One of the big challenges to project management is incorporating change management into the product. This is particularly true with infrastructure project management because infrastructure tends to be static, highly regulated, planned well in advance and often subject to political fortune. Here are some tips on how to incorporate change management into your infrastructure projects.
The need for open communication applies to all projects, but particularly projects where change is necessary. If communication is not open, transparent and frequent, miscommunications happen, and status quo assumptions will formulate and become the driving force behind all project activities.
For example, not informing people of change almost automatically pushes them into a defensive posture. Not training people will prompt them to embrace what they do know so they can complete their needed work. Both are alleviated with frequent and organized communications.
Set Clear Goals
Setting clear goals allows for the logic behind change to be presented and accepted. Without goals being set and explained, those intent on clinging to the status quo will view the goals as justification for the project or work.

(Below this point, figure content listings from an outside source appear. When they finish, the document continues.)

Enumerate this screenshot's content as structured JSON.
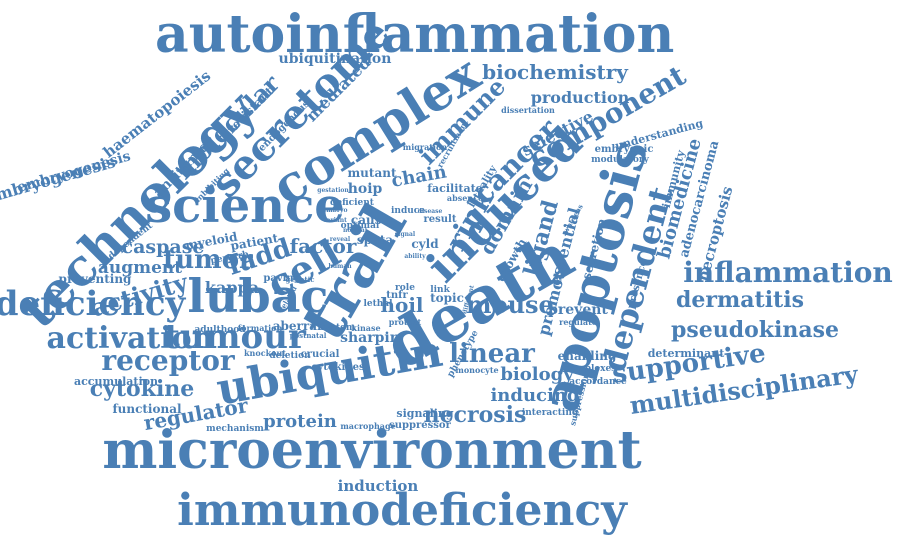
{
  "word_color": "#4a7fb5",
  "words": [
    {
      "text": "autoinflammation"
    },
    {
      "text": "ubiquitination"
    },
    {
      "text": "technology"
    },
    {
      "text": "haematopoiesis"
    },
    {
      "text": "embryogenesis"
    },
    {
      "text": "antitumor"
    },
    {
      "text": "molecular"
    },
    {
      "text": "resistant"
    },
    {
      "text": "endogenous"
    },
    {
      "text": "secretome"
    },
    {
      "text": "mediated"
    },
    {
      "text": "complex"
    },
    {
      "text": "biochemistry"
    },
    {
      "text": "production"
    },
    {
      "text": "component"
    },
    {
      "text": "dissertation"
    },
    {
      "text": "selective"
    },
    {
      "text": "immune"
    },
    {
      "text": "cancer"
    },
    {
      "text": "induced"
    },
    {
      "text": "apoptosis"
    },
    {
      "text": "science"
    },
    {
      "text": "embryogenesis"
    },
    {
      "text": "independent"
    },
    {
      "text": "caspase"
    },
    {
      "text": "augment"
    },
    {
      "text": "tumor"
    },
    {
      "text": "fadd"
    },
    {
      "text": "factor"
    },
    {
      "text": "cell"
    },
    {
      "text": "deficiency"
    },
    {
      "text": "activity"
    },
    {
      "text": "lubac"
    },
    {
      "text": "kappa"
    },
    {
      "text": "trail"
    },
    {
      "text": "death"
    },
    {
      "text": "ripk"
    },
    {
      "text": "domain"
    },
    {
      "text": "ligand"
    },
    {
      "text": "essential"
    },
    {
      "text": "secretion"
    },
    {
      "text": "dependent"
    },
    {
      "text": "biomedicine"
    },
    {
      "text": "adenocarcinoma"
    },
    {
      "text": "necroptosis"
    },
    {
      "text": "immunity"
    },
    {
      "text": "inflammation"
    },
    {
      "text": "dermatitis"
    },
    {
      "text": "pseudokinase"
    },
    {
      "text": "activation"
    },
    {
      "text": "tumour"
    },
    {
      "text": "receptor"
    },
    {
      "text": "mouse"
    },
    {
      "text": "linear"
    },
    {
      "text": "supportive"
    },
    {
      "text": "multidisciplinary"
    },
    {
      "text": "cytokine"
    },
    {
      "text": "ubiquitin"
    },
    {
      "text": "biology"
    },
    {
      "text": "inducing"
    },
    {
      "text": "necrosis"
    },
    {
      "text": "regulator"
    },
    {
      "text": "protein"
    },
    {
      "text": "microenvironment"
    },
    {
      "text": "induction"
    },
    {
      "text": "immunodeficiency"
    },
    {
      "text": "mutant"
    },
    {
      "text": "hoip"
    },
    {
      "text": "chain"
    },
    {
      "text": "hoil"
    },
    {
      "text": "sharpin"
    },
    {
      "text": "spata"
    },
    {
      "text": "cyld"
    },
    {
      "text": "topic"
    },
    {
      "text": "growth"
    },
    {
      "text": "promote"
    },
    {
      "text": "prevent"
    },
    {
      "text": "regulate"
    },
    {
      "text": "accumulation"
    },
    {
      "text": "functional"
    },
    {
      "text": "mechanism"
    },
    {
      "text": "macrophage"
    },
    {
      "text": "signaling"
    },
    {
      "text": "suppressor"
    },
    {
      "text": "cytokines"
    },
    {
      "text": "knockout"
    },
    {
      "text": "deletion"
    },
    {
      "text": "crucial"
    },
    {
      "text": "myeloid"
    },
    {
      "text": "patient"
    },
    {
      "text": "perturb"
    },
    {
      "text": "preventing"
    },
    {
      "text": "paving"
    },
    {
      "text": "lethal"
    },
    {
      "text": "aberrant"
    },
    {
      "text": "adulthood"
    },
    {
      "text": "formation"
    },
    {
      "text": "system"
    },
    {
      "text": "monocyte"
    },
    {
      "text": "phenotype"
    },
    {
      "text": "enabling"
    },
    {
      "text": "complexes"
    },
    {
      "text": "accordance"
    },
    {
      "text": "interacting"
    },
    {
      "text": "suppression"
    },
    {
      "text": "determinant"
    },
    {
      "text": "presence"
    },
    {
      "text": "modulatory"
    },
    {
      "text": "embryonic"
    },
    {
      "text": "understanding"
    },
    {
      "text": "lethality"
    },
    {
      "text": "recruitment"
    },
    {
      "text": "migration"
    },
    {
      "text": "facilitate"
    },
    {
      "text": "absence"
    },
    {
      "text": "deficient"
    },
    {
      "text": "optimal"
    },
    {
      "text": "cause"
    },
    {
      "text": "induce"
    },
    {
      "text": "result"
    },
    {
      "text": "gestation"
    },
    {
      "text": "embryo"
    },
    {
      "text": "variant"
    },
    {
      "text": "disease"
    },
    {
      "text": "whereas"
    },
    {
      "text": "kinase"
    },
    {
      "text": "role"
    },
    {
      "text": "tnfr"
    },
    {
      "text": "link"
    },
    {
      "text": "protect"
    },
    {
      "text": "different"
    },
    {
      "text": "related"
    },
    {
      "text": "genetic"
    },
    {
      "text": "postnatal"
    },
    {
      "text": "reveal"
    },
    {
      "text": "human"
    },
    {
      "text": "normal"
    },
    {
      "text": "inhibiting"
    },
    {
      "text": "ability"
    },
    {
      "text": "signal"
    }
  ]
}
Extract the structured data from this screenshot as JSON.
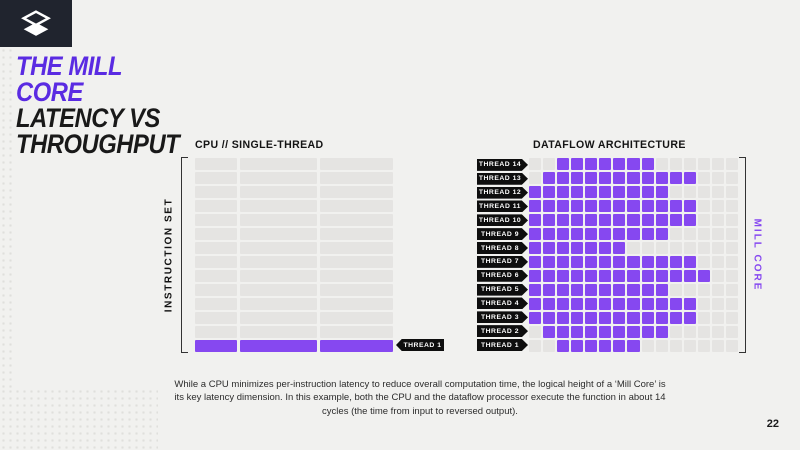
{
  "colors": {
    "bg": "#f1f1ef",
    "logoBg": "#20242e",
    "titlePurple": "#5a2be2",
    "dark": "#191919",
    "purple": "#8648f0",
    "cell": "#e5e4e2",
    "tag": "#0e0e0e"
  },
  "logo": {
    "name": "mill-layers-logo"
  },
  "title": {
    "line1": "THE MILL",
    "line2": "CORE",
    "line3": "LATENCY VS",
    "line4": "THROUGHPUT"
  },
  "chart_data": [
    {
      "type": "heatmap",
      "title": "CPU // SINGLE-THREAD",
      "ylabel": "INSTRUCTION SET",
      "rows": 14,
      "segments": [
        42,
        77,
        73
      ],
      "active_row_label": "THREAD 1",
      "active_row_position": "bottom",
      "description": "14 instruction-set rows; only the bottom row (THREAD 1) is active/purple, the 13 rows above are idle gray. Each row is split into 3 instruction segments."
    },
    {
      "type": "heatmap",
      "title": "DATAFLOW ARCHITECTURE",
      "ylabel": "MILL CORE",
      "rows": 14,
      "cols": 15,
      "legend": "filled = purple active cells, columns are 1-based inclusive ranges",
      "threads": [
        {
          "label": "THREAD 14",
          "filled": [
            3,
            9
          ]
        },
        {
          "label": "THREAD 13",
          "filled": [
            2,
            12
          ]
        },
        {
          "label": "THREAD 12",
          "filled": [
            1,
            10
          ]
        },
        {
          "label": "THREAD 11",
          "filled": [
            1,
            12
          ]
        },
        {
          "label": "THREAD 10",
          "filled": [
            1,
            12
          ]
        },
        {
          "label": "THREAD 9",
          "filled": [
            1,
            10
          ]
        },
        {
          "label": "THREAD 8",
          "filled": [
            1,
            7
          ]
        },
        {
          "label": "THREAD 7",
          "filled": [
            1,
            12
          ]
        },
        {
          "label": "THREAD 6",
          "filled": [
            1,
            13
          ]
        },
        {
          "label": "THREAD 5",
          "filled": [
            1,
            10
          ]
        },
        {
          "label": "THREAD 4",
          "filled": [
            1,
            12
          ]
        },
        {
          "label": "THREAD 3",
          "filled": [
            1,
            12
          ]
        },
        {
          "label": "THREAD 2",
          "filled": [
            2,
            10
          ]
        },
        {
          "label": "THREAD 1",
          "filled": [
            3,
            8
          ]
        }
      ]
    }
  ],
  "caption": {
    "text": "While a CPU minimizes per-instruction latency to reduce overall computation time, the logical height of a ‘Mill Core’  is its key latency dimension. In this example, both the CPU and the dataflow processor execute the function in about 14 cycles (the time from input to reversed output)."
  },
  "page": {
    "number": "22"
  }
}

Presenting goals and then taking the time to explain why they are needed and how they will be achieved helps set the stage for the tolerance of change. Once the goals are being achieved, acceptance and then support for those goals will be achieved.
Spend Significant Time in Training
Training is key to helping people overcome their fears regarding change. Most of the time, people resist change because it alters what they know and throws them into what they are not familiar with. By developing a comprehensive and evolving training process, employees can learn a new system or process before it is all they are expected to use. That brings about familiarity and it reduces mistakes.
Some processes need change and implementing them is a breeze because everyone is supportive of the change. Some, however, only allow for goal attainment if they are melded into the new process infrastructure, requiring flexibility on the part of those implementing the change agent.
A good example is electronic toll collection. Initially, the goal was to eliminate toll collectors altogether. That proved to be impractical. Today, what is left is a mix of old toll collection processes and new processes, leading to a more efficient process in general. The only way that worked is with flexibility on both sides to adapt old and merge it with new.
Change management must be incorporated into project management, including infrastructure project management, or the objectives of most projects will not be achieved. The key is to foster communication, set clear objectives, spend time with employees teaching them the new processes and being flexible.